UF study provides new insight into origin, evolution of flowering plants
December 13, 2010
GAINESVILLE, Fla. — Flowering plants have evolved at explosive rates throughout history, yet scientists since Charles Darwin have been faced with the great biological mystery of how they originated.
A new University of Florida study to be published online this week in the Proceedings of the National Academy of Sciences presents the deepest insight to the genes that made up the first flower, the common ancestor of all flowering plants, and how those genes have changed over time.
“Our survival depends on products we get from the flower — grains, fruits and many other materials,” said Doug Soltis, UF distinguished professor of biology and project co-investigator. “Crop improvement is so important, but you don’t understand how a flower is put together unless you have a reference point — you can’t modify what you can’t understand.”
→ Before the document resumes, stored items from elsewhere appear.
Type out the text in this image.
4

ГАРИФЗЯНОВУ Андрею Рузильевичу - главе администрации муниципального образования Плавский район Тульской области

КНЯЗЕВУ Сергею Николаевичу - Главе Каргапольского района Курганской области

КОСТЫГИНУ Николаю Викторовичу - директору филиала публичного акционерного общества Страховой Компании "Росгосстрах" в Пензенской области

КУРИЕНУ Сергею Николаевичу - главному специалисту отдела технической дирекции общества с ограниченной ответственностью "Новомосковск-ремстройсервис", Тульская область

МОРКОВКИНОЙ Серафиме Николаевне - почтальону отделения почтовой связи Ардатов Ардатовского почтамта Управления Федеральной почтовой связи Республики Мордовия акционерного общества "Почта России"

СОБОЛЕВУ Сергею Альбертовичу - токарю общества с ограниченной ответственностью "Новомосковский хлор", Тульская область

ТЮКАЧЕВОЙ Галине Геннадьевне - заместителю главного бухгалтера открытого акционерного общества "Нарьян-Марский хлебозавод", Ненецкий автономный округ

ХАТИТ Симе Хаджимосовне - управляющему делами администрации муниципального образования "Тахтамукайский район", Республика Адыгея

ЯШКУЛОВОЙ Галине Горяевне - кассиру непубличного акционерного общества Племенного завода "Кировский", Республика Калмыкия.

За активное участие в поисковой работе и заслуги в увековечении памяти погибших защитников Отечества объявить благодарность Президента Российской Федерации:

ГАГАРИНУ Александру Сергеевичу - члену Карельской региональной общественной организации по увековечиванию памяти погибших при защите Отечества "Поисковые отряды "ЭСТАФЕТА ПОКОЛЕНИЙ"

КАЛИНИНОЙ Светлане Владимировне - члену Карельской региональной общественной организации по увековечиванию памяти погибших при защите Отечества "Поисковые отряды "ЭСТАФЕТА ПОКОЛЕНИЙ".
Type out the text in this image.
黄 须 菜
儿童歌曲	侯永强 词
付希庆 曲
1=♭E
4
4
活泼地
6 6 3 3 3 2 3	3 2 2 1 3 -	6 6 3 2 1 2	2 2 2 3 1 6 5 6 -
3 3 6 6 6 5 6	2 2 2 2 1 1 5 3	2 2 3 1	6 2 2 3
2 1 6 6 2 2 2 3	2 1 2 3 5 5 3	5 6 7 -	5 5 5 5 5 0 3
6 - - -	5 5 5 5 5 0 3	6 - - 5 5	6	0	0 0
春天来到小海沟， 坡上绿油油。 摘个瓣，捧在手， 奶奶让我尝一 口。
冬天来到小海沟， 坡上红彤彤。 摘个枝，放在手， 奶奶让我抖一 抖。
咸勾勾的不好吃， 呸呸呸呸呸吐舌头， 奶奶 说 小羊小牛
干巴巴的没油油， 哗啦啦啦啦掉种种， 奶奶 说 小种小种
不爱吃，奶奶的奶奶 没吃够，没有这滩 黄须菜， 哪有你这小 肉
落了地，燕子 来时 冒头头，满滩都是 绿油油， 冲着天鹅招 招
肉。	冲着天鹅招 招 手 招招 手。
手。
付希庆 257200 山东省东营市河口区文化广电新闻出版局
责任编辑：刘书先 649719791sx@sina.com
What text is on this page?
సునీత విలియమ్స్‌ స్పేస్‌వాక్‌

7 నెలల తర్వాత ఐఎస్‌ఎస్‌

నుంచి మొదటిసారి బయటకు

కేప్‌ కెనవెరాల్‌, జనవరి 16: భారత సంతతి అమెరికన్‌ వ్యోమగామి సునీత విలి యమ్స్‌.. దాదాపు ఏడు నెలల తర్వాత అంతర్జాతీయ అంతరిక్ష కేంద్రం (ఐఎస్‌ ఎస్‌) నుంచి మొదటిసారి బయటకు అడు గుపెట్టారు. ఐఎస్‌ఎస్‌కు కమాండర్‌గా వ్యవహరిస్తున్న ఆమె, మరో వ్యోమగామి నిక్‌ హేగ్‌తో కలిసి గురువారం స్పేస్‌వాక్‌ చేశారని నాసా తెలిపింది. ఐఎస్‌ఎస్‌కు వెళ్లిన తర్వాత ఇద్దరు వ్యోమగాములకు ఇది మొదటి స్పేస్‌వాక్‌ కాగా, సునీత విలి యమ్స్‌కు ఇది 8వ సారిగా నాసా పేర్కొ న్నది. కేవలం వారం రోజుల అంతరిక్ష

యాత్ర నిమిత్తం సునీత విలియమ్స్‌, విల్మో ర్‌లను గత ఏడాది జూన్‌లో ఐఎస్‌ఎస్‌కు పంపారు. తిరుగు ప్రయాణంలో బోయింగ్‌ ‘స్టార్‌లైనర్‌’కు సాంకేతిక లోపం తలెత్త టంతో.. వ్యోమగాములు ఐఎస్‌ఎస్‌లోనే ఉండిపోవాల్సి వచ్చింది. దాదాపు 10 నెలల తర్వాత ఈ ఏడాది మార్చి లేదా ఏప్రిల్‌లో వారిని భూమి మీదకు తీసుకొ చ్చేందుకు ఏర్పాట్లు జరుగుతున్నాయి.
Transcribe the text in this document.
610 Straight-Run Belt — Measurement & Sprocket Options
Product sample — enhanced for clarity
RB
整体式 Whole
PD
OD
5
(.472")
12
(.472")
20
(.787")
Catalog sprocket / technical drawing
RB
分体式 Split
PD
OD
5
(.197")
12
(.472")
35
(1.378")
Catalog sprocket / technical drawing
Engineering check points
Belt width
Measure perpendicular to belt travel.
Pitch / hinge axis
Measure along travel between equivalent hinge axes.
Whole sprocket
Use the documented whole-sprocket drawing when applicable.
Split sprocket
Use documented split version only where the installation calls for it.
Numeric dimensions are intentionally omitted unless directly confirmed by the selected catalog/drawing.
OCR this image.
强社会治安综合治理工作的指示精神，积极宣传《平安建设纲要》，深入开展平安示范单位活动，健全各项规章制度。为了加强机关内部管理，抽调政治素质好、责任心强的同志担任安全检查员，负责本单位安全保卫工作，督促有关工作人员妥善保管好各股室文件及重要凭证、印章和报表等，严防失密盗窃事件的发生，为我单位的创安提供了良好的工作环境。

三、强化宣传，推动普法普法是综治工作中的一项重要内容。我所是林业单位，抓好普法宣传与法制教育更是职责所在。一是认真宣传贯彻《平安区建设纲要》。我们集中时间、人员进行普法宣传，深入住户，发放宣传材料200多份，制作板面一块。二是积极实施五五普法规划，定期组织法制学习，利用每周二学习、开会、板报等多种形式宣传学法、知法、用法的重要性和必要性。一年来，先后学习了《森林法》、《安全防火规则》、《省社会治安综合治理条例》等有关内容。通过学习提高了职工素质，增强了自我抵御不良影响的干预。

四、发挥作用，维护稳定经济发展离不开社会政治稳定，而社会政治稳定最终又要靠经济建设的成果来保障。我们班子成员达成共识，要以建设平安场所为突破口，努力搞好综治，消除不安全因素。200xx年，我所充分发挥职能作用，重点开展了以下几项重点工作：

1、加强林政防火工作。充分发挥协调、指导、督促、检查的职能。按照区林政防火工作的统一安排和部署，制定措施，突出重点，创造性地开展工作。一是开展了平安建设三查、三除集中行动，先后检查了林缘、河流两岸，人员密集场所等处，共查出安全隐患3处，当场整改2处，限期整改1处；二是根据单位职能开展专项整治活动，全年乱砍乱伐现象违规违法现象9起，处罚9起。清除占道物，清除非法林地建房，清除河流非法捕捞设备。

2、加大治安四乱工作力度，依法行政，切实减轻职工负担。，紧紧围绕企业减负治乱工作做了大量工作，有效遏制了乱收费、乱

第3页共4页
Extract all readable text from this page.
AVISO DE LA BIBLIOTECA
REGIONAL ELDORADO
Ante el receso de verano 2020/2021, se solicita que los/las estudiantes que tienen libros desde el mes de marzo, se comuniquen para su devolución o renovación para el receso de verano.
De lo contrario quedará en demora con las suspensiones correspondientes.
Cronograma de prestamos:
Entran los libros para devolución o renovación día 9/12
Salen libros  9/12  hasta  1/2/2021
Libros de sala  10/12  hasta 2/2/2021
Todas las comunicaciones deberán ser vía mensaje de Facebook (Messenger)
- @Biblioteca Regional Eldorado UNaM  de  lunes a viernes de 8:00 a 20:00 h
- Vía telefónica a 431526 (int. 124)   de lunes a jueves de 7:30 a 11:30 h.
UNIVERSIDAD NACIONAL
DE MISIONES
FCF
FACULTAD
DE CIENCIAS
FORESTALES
After nearly 10 years of research funded by the National Science Foundation, scientists from the Florida Museum of Natural History, the UF department of biology, and the UF Genetics Institute are bringing the study to a close.
“There are 350,000 species of flowering plants (or angiosperms), and they serve as the foundation of nearly all of Earth’s ecosystems, yet we don’t know how the flower originated,” said Pam Soltis, UF distinguished professor, Florida Museum of Natural History curator and project co-investigator. “We now know the origin of many of the genes responsible for making a flower and how those genes have changed during the history of angiosperms.”
A 2009 UF study traced the origin of flowers using genetic data for the avocado (a representative of one of the early lineages of flowering plants) and a well-known plant in genetics research, Arabidopsis thaliana. The new study includes additional comparisons with a water lily, California poppy and cycad (a gymnosperm or non-flowering seed plant) and shows how the first flowers evolved from pre-existing genetic programs in gymnosperm cones.
“We have a much better understanding of the flower than we did 10 years ago and it’s a huge improvement,” Doug Soltis said. “We don’t know every pathway, but we have a much better handle on what makes those parts tick.”
Typical angiosperms have flowers with four organs: sepals (typically green), petals (typically colorful), stamens (male organs, which produce pollen) and carpels (female organs, which produce eggs). But in the earliest flowers, the distinct borders between their floral organs fade to a blur. The flowers of early angiosperms have organs that merge into each other — for example, a stamen of a water lily produces pollen but it may also be petal-like and colorful.
“Our study found that the floral organs of basal angiosperms merge not only in appearance, but also in their underlying genetic pathways,” Pam Soltis said. “During evolution, the timing and location of where these genes act have become restricted, ultimately producing flowers with separate and distinguishable flower parts.”
“These missing links are incredibly important,” Doug Soltis said. “They are our key to the past.”
The study was a collaboration of researchers at UF, The Pennsylvania State University, the University of Georgia, and the University at Buffalo. The first author on the paper is Andre Chanderbali, a postdoctoral student at the Florida Museum and the UF department of biology.
“Flowers are the defining feature of angiosperms, the dominant vegetation of our world,” said Stanford University biology professor Virginia Walbot. “The new PNAS article by Chanderbali et al. represents a breakthrough in understanding the origin and evolutionary trajectories of the separate male and female floral parts.”